Prof Djo, demikian pakar ilmu politik penerintahan ini biasa disapa, juga mendorong perlunya perubahan undang-undang kepartaian yang menganut sistem sentralisasi. Dimana kebijakan pengurus partai di tingkat daerah masih diatur oleh pengurus di tingkat pusat atau nasional.

Mantan Dirjen Otda Kementerian Dalam Negeri (2010-2014) itu mengatakan bahwa partai politik di Indonesia masih banyak pekerjaan rumah (PR) yang harus diselesaikan. Terutama terkait dengan relasi, hubungan relasi antara partai di tingkat nasional dengan pengurus tingkat lokal.

Menurutnya, pengurus partai di tingkat lokal kurang diberi kepercayaan oleh pengurus partai di tingkat nasional. Hal tersebut dikarenakan sistem kepartaian di Indonesia masih menganut corak yang sentralistik. Sementara bidang pemerintahan antara pusat dan daerah sudah maju menggunakan corak desentralisasi sedangkan partai politik masih bercorak sentralisasi.

Sistem tersebut menimbulkan fenomena di setiap momen pemilu dalam menentukan pemimpin nasional maupun daerah. Dimana pengurus partai ditingkat pusat masih memegang kendali atas kebijakan partai di daerah, berbeda dengan pemerintahan, Pemda sudah mulai ada desentralisasi yakni melimpahkan sebagian kewenangan kepada pemerintah daerah, sehingga kemudian daerah menjadi kreatif dan inovatif, bisa membangun.

"Kalau di kepartaian, yang berlaku sekarang sistem sentralisasi, ini menjadi problem sistem kepartaian kita semua ditentukan oleh DPP bukan di DPD. Contohnya pengangkatan para pengurus partai, contoh lagi dalam penetapan pasangan calon Kepala daerah, itu semua di tangan DPP di pusat," katanya dalam wawancara khusus, Jumat 17 Juli.

Prof Djohermansya juga menyebutkan bahwa ruang demokrasi di tingkat DPP juga masih kurang, sehingga sistem tersebut harus diperbaiki kedepannya. Partai harus melakukan disentralisasi kewenangan kepada pengurus di daerah.

"Di setiap kepengurusan kan kan ada forum, ada musda, rapat-rapat partai, berilah ruang gerak agar mereka bisa berlatih bagaimana apa yang terbaik untuk partai di daerah itu.
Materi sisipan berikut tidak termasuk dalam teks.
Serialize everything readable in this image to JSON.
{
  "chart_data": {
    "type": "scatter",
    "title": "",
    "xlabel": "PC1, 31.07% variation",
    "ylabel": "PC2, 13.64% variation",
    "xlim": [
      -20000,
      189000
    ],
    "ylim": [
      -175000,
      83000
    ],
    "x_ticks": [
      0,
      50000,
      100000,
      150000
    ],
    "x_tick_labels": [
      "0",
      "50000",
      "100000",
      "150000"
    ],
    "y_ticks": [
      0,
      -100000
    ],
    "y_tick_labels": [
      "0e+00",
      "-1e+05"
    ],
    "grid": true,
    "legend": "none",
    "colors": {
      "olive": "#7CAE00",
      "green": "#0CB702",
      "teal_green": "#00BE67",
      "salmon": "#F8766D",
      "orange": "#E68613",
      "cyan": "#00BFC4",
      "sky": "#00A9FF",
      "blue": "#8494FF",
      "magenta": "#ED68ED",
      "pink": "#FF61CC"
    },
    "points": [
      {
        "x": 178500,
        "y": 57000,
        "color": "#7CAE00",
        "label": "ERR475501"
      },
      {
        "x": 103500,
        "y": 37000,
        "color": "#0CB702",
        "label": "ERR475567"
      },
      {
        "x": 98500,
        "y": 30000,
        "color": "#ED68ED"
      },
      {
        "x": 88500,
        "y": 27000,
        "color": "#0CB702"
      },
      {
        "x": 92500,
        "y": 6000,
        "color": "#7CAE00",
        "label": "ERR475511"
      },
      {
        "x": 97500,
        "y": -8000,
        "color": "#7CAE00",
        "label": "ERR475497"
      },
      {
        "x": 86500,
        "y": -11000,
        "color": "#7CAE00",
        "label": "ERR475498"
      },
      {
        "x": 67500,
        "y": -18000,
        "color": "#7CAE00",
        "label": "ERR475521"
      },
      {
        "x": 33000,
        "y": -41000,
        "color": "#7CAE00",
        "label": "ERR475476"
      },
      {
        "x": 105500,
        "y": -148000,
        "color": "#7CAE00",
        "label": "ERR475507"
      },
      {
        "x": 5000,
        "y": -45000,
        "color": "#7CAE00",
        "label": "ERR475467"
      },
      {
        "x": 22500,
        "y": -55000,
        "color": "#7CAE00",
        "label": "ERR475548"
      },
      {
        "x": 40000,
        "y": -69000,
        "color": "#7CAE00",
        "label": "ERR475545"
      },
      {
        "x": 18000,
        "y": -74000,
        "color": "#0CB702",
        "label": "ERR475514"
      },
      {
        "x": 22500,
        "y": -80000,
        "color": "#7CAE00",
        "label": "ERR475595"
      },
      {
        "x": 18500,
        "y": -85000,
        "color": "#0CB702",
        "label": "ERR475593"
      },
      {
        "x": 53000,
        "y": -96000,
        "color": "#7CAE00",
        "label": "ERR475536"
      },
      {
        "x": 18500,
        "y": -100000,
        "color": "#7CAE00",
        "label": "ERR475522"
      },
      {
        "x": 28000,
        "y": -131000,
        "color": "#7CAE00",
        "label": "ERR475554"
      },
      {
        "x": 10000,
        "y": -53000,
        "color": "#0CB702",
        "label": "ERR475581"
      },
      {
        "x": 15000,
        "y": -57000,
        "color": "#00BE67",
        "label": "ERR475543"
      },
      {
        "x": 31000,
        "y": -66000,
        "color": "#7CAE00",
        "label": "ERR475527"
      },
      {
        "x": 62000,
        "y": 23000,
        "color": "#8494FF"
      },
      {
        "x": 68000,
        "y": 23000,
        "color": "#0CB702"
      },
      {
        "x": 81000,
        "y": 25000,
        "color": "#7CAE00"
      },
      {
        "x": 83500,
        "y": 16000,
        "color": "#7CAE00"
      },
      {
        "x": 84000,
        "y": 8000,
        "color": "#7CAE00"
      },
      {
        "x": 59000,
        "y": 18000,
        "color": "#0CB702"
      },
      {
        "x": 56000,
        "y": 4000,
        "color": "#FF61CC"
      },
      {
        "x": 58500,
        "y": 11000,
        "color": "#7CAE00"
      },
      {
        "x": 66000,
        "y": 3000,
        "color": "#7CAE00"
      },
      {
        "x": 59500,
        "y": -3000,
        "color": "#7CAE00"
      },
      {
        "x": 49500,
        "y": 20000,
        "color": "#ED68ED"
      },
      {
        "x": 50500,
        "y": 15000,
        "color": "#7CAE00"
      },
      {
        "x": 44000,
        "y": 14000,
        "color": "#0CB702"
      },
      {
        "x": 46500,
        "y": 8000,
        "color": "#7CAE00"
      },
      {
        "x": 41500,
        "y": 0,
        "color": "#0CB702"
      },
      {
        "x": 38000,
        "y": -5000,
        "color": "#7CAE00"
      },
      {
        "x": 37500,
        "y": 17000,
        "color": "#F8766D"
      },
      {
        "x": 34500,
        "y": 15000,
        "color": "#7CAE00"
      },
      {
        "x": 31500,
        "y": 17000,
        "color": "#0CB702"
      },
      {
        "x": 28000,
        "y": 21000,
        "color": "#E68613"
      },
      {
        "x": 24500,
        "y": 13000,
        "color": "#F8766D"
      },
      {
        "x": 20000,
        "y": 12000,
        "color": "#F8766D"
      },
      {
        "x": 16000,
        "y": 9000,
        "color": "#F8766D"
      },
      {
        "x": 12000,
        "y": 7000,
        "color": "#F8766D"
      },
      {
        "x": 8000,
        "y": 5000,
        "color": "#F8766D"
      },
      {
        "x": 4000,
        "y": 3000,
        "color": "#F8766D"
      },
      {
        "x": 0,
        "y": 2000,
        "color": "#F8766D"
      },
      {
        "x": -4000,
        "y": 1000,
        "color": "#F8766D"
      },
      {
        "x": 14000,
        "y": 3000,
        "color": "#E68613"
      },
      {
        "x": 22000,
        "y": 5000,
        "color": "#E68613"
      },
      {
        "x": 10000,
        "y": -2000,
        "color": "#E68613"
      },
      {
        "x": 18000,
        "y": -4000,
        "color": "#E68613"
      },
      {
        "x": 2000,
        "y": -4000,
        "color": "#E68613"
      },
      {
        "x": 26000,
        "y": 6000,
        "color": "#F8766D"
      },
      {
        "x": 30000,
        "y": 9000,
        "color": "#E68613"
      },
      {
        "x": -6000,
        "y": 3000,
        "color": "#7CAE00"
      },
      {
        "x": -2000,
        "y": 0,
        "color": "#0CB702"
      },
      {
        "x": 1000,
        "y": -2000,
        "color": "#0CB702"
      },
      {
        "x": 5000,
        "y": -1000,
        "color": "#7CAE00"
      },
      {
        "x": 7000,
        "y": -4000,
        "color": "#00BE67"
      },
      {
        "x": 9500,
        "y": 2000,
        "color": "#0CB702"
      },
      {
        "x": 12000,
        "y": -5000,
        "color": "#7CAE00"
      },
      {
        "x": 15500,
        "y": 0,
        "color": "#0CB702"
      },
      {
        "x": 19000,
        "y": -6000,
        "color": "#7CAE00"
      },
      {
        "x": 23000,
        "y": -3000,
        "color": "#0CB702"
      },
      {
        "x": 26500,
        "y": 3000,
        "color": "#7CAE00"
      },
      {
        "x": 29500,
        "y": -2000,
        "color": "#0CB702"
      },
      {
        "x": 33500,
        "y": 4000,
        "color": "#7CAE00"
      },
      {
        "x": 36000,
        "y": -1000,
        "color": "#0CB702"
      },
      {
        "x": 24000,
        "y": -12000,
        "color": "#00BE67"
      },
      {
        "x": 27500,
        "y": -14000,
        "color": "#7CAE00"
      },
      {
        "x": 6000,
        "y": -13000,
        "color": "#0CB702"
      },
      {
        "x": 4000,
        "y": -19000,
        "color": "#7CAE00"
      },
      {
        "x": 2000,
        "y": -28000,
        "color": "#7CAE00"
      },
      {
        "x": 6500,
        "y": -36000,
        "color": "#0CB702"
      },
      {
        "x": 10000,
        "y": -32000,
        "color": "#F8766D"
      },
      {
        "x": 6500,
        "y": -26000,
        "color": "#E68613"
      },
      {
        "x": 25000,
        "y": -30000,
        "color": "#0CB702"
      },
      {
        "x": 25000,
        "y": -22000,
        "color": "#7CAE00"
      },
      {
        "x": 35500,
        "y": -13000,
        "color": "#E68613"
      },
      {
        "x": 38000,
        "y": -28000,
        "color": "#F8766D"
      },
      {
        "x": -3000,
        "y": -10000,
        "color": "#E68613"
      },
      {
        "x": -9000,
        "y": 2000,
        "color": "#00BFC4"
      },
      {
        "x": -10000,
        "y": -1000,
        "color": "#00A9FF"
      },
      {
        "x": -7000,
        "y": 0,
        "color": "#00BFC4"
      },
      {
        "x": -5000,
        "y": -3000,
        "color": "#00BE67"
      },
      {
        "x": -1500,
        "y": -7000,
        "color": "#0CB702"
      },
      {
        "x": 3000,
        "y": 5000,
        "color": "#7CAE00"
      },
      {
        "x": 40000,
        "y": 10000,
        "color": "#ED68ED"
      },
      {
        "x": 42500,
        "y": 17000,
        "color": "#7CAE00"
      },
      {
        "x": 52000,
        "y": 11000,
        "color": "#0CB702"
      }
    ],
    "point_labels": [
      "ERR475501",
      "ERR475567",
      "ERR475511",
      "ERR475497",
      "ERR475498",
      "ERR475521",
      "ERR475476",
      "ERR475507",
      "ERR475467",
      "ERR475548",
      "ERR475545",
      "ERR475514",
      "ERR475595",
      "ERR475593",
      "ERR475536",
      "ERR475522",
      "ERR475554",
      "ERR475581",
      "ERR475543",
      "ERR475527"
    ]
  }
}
Jangan pusat kemudian mengacak-acak partai di daerah atau pusat mengintervensi padahal aspirasi ditingkat nasional berbeda dengan aspirasi yang berkembang di daerah," katanya.

Salah satu pemicu terjadinya konflik di internal partai jika salah satu kepemimpinan elit parpol ditingkat DPP ada yang belum dewasa (berdemokrasi). Partai akan selalu diwarnai oleh konflik antara pengurus di daerah dengan pusat.

"Seperti fenomena kasus di Kabupaten Merauke, pencopotan Bupati Merauke sebagai Ketua DPD partai merupakan cerminan dari sentralisasi keputusan DPP. Untungnya ada kepengurusan partai yang kebetulan juga jadi Bupati di sana yang bijaksana, sehingga tidak frontal menghadapi tuntutan pendukung partainya, tetapi dia bisa menenangkan pengikutnya, menenangkan masyarakatnya," katanya.

Konflik internal parpol tersebut jika tidak ditangani dengan baik dan menimbulkan perlawanan bisa saja terjadi keos di Kabupaten Merauke antar simpatisan. Hal tersebut kata dia dapat mengganggu stabilitas di tanah Papua sendiri, pasalnya, kabupaten Merauke merupakan salah satu daerah center of power di Papua.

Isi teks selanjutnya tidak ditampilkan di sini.